“There are processes at work everywhere and, in particular, in rivers and aquatic systems that alter the organic material,” she says. “For example, bacteria eat carbon. It’s a food source. So the molecule that started out looking like a piece of tree won’t look like a piece of tree after the bacteria have been eating it. It’s a different material.
“The sun also beats down on the reservoir,” she adds. “The sun’s energy is very powerful, and many organic molecules have chemical bonds that are sensitive to photons from the sun. Ultraviolet light will break down organic material. We hope to look at how much of the organic carbon is photochemically active, capable of being broken down by sunlight, and what effects sunlight has on the amount of carbon and types of molecules present.”
One hypothesis holds that “all the processes will make the carbon at the bottom of the river more resistant to degradation, that it can’t be broken down very easily and that all the carbon that makes it to the ocean is pretty tough stuff that nothing wants to eat,” she says. “It may start out pretty tasty to bacteria, but by the time it gets to the bottom, after being eaten up and beat up by sun, there’s not much good stuff left and it’s highly degraded and not very reactive.”
A second hypothesis suggests that “terrestrial material gets beat up and there’s not much left, but that the algae add their riverine carbon, and you end up getting a mixture of fresh and not-so-fresh carbon,” she adds, predicting she may have some preliminary answers within several months. “Right now we have students collecting samples from the lower part of the river,” she says.
Interestingly, little baseline knowledge exists as to the amount and condition of carbon in the river.

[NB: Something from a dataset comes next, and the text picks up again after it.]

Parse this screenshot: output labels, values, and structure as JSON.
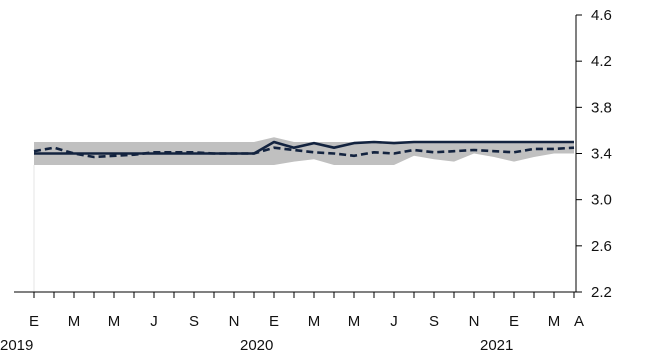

“It’s a simple question: how much and what kind of carbon gets to the bottom of the river? But there are all these interactions that you have to investigate in order to answer it,” she says.
Much of her studies in biogeochemistry focus on how geochemical, microbial and anthropogenic processes affect elemental cycles in modern and paleo-environments. “These studies require investigations of mechanisms that operate on time scales from days to millennia,” she says. “The main goal is to gain a better understanding of the interactions between the physical, chemical and biological processes that control the distributions of these climatically important elements and how they change through time.”
More specifically, as to her Colorado River research, she adds: “It’s fundamental we begin to study managed rivers, because that’s what we have.”